The movie is Aster’s fourth feature, all of which have been collaborations with the producer Lars Knudsen as well as projects of the voguish production company A24. He has established a core set of themes across his oeuvre: the problem of having a mother (Hereditary, 2018), the problem of being a child (Midsommar, 2019) the problem of being your mother’s child (Beau Is Afraid, 2023), though Eddington makes a little more hay out of the travails and betrayals of fatherhood.
He has also developed a distinctive aesthetic: his astute eye for interiors, with varying degrees of alienating domestic roominess or suffocating crampedness. A24 and Aster, together, have pioneered the use, rather than mere representation, of mobile phones as part of the toolkit of contemporary cinema (the company also produced Sean Baker’s Anora, 2024, and Janicza Bravo’s Zola, 2020, in which action is propelled via on-screen messaging). Eddington is the most pronounced and developed iteration of phone-led narrative in Aster’s work to date: the pings of notifications working as sonic jump scares, blocked numbers standing in for arguments, and live-streaming the only point of contact with the outside world.

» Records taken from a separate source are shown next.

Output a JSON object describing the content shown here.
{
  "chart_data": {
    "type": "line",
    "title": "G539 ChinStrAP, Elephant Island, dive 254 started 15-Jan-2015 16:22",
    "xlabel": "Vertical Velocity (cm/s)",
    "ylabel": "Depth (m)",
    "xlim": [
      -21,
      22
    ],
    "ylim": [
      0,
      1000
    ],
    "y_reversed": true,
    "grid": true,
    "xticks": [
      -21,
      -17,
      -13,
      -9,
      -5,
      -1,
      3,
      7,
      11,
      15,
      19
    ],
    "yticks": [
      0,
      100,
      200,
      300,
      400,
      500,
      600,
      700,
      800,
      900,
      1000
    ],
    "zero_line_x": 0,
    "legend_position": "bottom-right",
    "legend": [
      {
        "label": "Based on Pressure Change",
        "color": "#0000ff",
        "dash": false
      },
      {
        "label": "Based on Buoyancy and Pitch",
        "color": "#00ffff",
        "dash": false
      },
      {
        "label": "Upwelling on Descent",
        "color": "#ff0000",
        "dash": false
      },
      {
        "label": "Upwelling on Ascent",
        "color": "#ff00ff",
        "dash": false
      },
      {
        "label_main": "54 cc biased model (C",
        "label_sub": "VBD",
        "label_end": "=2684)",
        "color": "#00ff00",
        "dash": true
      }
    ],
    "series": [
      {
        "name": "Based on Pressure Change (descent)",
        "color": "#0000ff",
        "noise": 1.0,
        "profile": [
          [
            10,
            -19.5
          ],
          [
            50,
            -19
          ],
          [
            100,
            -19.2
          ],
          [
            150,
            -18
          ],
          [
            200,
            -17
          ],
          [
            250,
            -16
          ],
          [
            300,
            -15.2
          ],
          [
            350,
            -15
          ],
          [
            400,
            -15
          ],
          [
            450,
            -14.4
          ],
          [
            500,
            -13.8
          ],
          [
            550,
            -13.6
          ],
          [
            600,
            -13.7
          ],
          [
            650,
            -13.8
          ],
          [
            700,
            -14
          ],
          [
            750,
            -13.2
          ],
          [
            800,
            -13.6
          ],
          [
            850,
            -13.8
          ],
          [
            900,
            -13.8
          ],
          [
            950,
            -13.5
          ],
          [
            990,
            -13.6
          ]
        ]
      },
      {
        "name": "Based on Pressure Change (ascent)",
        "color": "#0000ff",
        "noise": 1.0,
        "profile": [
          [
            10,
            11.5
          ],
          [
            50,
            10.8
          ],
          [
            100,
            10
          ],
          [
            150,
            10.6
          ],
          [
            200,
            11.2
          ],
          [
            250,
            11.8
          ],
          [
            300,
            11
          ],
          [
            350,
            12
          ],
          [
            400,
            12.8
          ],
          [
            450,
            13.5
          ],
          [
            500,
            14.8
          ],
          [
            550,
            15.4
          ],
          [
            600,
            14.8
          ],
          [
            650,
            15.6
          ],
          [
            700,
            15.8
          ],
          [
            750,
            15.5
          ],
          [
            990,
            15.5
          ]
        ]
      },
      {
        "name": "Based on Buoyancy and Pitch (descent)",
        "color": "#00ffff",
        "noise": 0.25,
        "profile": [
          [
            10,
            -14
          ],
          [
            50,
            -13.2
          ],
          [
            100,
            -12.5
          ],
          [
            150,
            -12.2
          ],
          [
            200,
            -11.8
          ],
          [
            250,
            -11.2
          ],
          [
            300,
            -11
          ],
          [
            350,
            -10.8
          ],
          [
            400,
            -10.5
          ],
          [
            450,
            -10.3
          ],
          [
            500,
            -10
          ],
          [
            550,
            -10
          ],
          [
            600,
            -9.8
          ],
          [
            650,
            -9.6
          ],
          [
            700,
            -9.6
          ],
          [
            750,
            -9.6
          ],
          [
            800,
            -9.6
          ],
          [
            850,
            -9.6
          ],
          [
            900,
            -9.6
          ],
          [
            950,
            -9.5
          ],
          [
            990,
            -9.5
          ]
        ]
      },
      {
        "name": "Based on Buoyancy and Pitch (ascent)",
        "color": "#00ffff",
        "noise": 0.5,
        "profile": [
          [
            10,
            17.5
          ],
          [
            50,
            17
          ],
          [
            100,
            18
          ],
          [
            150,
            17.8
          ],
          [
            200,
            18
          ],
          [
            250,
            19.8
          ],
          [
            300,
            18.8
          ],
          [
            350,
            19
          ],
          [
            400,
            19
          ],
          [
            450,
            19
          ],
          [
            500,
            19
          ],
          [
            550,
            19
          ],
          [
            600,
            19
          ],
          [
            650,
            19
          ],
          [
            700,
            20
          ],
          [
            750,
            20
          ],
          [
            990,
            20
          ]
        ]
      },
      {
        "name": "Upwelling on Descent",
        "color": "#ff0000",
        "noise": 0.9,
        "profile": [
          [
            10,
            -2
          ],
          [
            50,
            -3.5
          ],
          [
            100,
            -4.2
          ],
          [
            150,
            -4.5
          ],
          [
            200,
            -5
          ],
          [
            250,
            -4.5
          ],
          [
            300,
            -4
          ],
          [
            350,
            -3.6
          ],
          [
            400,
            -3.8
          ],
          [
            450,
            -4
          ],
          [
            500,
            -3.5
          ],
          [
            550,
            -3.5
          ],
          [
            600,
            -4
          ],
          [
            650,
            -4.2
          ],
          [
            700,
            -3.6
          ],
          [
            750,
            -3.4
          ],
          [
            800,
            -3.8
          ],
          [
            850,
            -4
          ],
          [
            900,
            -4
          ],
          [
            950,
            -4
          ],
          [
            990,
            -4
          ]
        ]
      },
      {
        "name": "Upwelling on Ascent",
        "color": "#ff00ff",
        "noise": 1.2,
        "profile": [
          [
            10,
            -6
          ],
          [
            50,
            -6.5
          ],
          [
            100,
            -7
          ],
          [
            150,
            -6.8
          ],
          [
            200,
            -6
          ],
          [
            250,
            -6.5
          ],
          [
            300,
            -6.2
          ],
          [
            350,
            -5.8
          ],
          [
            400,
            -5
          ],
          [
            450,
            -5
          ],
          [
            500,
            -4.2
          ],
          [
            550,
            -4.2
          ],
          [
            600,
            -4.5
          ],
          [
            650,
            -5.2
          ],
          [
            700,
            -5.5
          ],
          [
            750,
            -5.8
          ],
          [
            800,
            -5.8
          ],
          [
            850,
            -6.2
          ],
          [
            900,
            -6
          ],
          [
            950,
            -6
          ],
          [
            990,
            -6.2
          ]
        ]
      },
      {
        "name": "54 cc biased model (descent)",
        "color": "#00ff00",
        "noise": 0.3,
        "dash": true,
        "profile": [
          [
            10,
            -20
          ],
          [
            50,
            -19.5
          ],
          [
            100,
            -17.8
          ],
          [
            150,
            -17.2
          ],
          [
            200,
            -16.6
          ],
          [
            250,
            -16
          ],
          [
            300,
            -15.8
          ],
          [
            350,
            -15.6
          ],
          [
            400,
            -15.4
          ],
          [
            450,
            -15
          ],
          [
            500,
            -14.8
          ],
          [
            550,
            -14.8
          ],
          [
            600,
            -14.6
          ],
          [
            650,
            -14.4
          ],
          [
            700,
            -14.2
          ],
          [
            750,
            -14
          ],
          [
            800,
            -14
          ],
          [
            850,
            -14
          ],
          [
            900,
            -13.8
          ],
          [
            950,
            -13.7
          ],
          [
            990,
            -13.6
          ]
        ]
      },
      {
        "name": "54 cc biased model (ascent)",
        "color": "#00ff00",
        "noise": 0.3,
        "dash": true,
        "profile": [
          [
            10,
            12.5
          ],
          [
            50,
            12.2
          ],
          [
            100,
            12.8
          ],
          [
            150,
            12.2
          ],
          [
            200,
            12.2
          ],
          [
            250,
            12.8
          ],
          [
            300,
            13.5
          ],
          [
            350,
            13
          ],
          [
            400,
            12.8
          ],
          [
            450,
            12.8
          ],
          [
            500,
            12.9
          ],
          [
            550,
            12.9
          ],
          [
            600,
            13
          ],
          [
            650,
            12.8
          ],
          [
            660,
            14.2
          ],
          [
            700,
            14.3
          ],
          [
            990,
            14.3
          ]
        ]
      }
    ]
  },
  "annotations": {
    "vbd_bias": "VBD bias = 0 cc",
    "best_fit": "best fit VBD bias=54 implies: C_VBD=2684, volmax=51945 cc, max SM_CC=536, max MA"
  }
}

If Eddington isn’t a western, what is it? It’s a period piece about the present; this means it’s a conspiracy thriller. Aster has admitted that the genre’s canon – Sergio Leone, John Ford and Clint Eastwood – wasn’t at the forefront of his mind while making the film. Instead, it was the unravelling chaos of Oliver Stone’s JFK (1991) that he hoped to emulate. The parallel is apt; unlike the 1970s forerunners of the conspiracy genre, in which unmasked malfeasance reveals something about the state of the world and the order of its powers, Eddington shows you roughly who’s doing what, but doesn’t interest itself in the tedium of why. No one cares. Or, if they do, they can’t agree on it.